Als Lili Boulanger 1893 in Paris geboren wurde, also 46 Jahre nach dem Tod von Fanny Hensel, hatte sich im Hinblick auf die Anerkennung von Komponistinnen weder theoretisch noch praktisch etwas verändert.
Wie Fanny Hensel wurde auch sie in eine hochmusikalische Familie hineingeboren.
Die Mutter war Sängerin, der Vater Sänger, Gesangspädagoge und Komponist und die ältere Schwester Nadia (1887 – 1979) hatte als Komponistin bereits Erfolge gefeiert und verkörperte nach dem sehr frühen Tod der jüngeren Schwester die global bedeutende pädagogische Persönlichkeit in der Musikgeschichte des 20. Jahrhunderts. Die Liste der prominenten Komponisten, die sich von Nadia Boulanger ausbilden oder inspirieren ließen ist nicht nur ungewöhnlich lang, sie ist auch deshalb beachtlich, weil das Verzeichnis vorwiegend Männer aufzählt.
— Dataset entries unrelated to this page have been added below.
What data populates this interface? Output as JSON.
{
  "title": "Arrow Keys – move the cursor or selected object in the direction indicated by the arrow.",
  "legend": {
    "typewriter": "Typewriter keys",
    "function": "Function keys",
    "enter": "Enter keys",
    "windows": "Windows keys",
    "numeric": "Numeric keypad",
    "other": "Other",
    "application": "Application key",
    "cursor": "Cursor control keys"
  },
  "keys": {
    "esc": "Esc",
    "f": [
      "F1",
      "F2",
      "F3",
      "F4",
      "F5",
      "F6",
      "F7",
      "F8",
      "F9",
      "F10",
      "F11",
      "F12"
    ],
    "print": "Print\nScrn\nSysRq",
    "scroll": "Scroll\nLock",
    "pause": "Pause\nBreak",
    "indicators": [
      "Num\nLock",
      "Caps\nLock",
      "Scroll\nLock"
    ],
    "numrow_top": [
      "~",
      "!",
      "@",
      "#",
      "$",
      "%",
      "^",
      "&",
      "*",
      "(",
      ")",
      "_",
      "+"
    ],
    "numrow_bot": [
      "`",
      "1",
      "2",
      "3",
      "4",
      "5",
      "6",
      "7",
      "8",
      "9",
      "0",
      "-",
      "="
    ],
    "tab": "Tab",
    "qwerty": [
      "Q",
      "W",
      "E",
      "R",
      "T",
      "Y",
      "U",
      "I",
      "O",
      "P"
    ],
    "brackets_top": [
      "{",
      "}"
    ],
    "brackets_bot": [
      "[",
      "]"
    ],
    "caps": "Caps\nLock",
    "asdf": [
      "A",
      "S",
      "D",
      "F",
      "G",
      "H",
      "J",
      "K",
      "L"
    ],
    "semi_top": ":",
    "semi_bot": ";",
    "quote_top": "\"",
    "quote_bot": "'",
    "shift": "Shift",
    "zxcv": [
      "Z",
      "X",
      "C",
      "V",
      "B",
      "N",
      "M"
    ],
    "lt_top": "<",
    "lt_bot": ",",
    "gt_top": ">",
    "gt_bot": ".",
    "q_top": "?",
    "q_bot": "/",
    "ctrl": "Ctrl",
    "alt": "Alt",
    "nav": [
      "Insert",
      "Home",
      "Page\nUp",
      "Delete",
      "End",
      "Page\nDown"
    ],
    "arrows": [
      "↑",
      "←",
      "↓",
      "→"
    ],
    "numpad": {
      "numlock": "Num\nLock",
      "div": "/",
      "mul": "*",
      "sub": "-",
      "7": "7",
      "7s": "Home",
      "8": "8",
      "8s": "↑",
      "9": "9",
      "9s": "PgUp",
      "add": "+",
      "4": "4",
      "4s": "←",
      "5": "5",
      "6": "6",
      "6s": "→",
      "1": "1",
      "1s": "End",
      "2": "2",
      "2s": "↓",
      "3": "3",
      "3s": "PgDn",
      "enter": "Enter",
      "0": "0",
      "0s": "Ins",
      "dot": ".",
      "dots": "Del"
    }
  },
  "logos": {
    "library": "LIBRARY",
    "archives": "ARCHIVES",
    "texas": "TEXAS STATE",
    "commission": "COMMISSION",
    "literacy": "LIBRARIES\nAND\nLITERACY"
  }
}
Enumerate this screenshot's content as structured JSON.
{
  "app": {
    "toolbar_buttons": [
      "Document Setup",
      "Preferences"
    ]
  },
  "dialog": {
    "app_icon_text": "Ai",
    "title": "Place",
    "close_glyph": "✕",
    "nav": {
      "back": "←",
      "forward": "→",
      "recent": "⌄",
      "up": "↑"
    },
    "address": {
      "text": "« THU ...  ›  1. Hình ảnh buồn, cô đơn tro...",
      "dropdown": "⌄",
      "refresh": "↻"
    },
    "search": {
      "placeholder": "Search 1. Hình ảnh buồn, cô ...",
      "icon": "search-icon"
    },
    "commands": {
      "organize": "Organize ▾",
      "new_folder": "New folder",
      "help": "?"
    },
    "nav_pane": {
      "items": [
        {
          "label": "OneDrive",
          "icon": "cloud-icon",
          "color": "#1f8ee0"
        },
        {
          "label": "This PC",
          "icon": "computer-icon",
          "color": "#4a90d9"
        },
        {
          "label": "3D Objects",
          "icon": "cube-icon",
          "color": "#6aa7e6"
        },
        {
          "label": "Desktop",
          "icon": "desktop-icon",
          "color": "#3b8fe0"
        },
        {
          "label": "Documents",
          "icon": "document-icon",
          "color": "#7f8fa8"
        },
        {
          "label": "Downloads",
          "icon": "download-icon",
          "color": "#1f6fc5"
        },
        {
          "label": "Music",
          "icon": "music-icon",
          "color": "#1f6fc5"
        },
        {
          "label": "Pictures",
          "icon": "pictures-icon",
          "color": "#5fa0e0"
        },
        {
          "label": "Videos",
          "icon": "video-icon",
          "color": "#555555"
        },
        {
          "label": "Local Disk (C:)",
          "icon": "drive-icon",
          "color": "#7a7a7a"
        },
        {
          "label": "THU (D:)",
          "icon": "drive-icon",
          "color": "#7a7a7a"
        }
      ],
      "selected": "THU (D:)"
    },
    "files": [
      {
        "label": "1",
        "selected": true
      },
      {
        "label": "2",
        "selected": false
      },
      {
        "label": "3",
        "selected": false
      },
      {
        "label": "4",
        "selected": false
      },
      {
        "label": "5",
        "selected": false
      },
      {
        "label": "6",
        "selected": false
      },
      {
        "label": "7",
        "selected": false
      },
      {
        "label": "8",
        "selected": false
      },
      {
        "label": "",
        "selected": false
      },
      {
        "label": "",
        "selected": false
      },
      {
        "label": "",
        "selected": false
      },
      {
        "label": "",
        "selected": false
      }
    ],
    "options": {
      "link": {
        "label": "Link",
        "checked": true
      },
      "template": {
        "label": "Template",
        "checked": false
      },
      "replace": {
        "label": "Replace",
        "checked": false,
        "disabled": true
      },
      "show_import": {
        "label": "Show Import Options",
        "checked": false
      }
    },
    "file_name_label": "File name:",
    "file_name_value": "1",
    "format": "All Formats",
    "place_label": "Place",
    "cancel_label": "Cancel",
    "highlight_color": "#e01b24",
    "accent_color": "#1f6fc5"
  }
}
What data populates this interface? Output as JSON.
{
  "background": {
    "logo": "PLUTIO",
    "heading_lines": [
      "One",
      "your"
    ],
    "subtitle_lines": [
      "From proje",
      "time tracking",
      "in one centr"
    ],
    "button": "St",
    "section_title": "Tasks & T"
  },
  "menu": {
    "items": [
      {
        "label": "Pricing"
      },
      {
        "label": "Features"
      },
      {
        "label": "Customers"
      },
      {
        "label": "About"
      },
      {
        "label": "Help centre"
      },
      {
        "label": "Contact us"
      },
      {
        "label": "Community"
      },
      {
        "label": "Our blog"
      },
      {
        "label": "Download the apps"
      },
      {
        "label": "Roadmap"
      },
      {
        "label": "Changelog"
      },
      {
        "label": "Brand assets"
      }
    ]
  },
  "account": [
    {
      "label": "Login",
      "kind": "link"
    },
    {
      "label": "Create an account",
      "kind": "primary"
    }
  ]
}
Dass es sich hier um eine Institution handeln musste, wird schon aus dem liebevollen Beinamen ‚Boulangerie’ ersichtlich, der der internationalen ‚Backstube’ der Schwestern beigegeben wurde.
Tatsächlich konnte sich Lili Boulanger innerhalb der starken Konkurrenz ihrer männlichen Kollegen behaupten und erhielt gegen jeden erdenklichen Widerstand ihrer Zunft 1913 den begehrten Rompreis.
Dabei war der biographische Weg dieser kämpferischen Komponistin nicht auf Rosen gebettet. Sie erkrankte schon sehr früh an einer Magen-Darm-Erkrankung und schweren Lungenentzündung, die beide letztlich einen chronischen und unheilbaren Verlauf nehmen sollten. Zudem beendete der ausbrechende Weltkrieg die gerade stürmisch sich entwickelnde Karriere der jungen Komponistin.
Die kriegerische Gewalt jener Zeit hat Lili Boulanger in ihren Kompositionen reflektiert – nicht zuletzt auch in der Komposition Pour les Funérailles d’un Soldat – und mit der Suche nach neuen spirituellen Impulsen kompensiert, so beispielsweise mit der 1917 vollendeten Vertonung von buddhistischen Gebeten. Im Gedenken an den Vater, der 1900 überraschend verstorben war, komponierte sie ebenfalls 1917 den 130. Psalm. Diese Psalmvertonung wurde eines ihrer Hauptwerke und verbindet die Trauer um den frühen Verlust des Vaters mit den traumatischen Eindrücken des unheilvoll drohenden Krieges und dem Wissen um die eigene, direkt bevorstehende Endlichkeit. Ein Requiem konnte sie nicht mehr vollenden, das Pie Jesu steht stellvertretend für den eigenen Abschied, der in der Komposition eines Requiems den Kreis hätte schließen können. Nach Vollendung des Pie Jesu verstarb Lili Boulanger 1918 in der Nähe von Paris.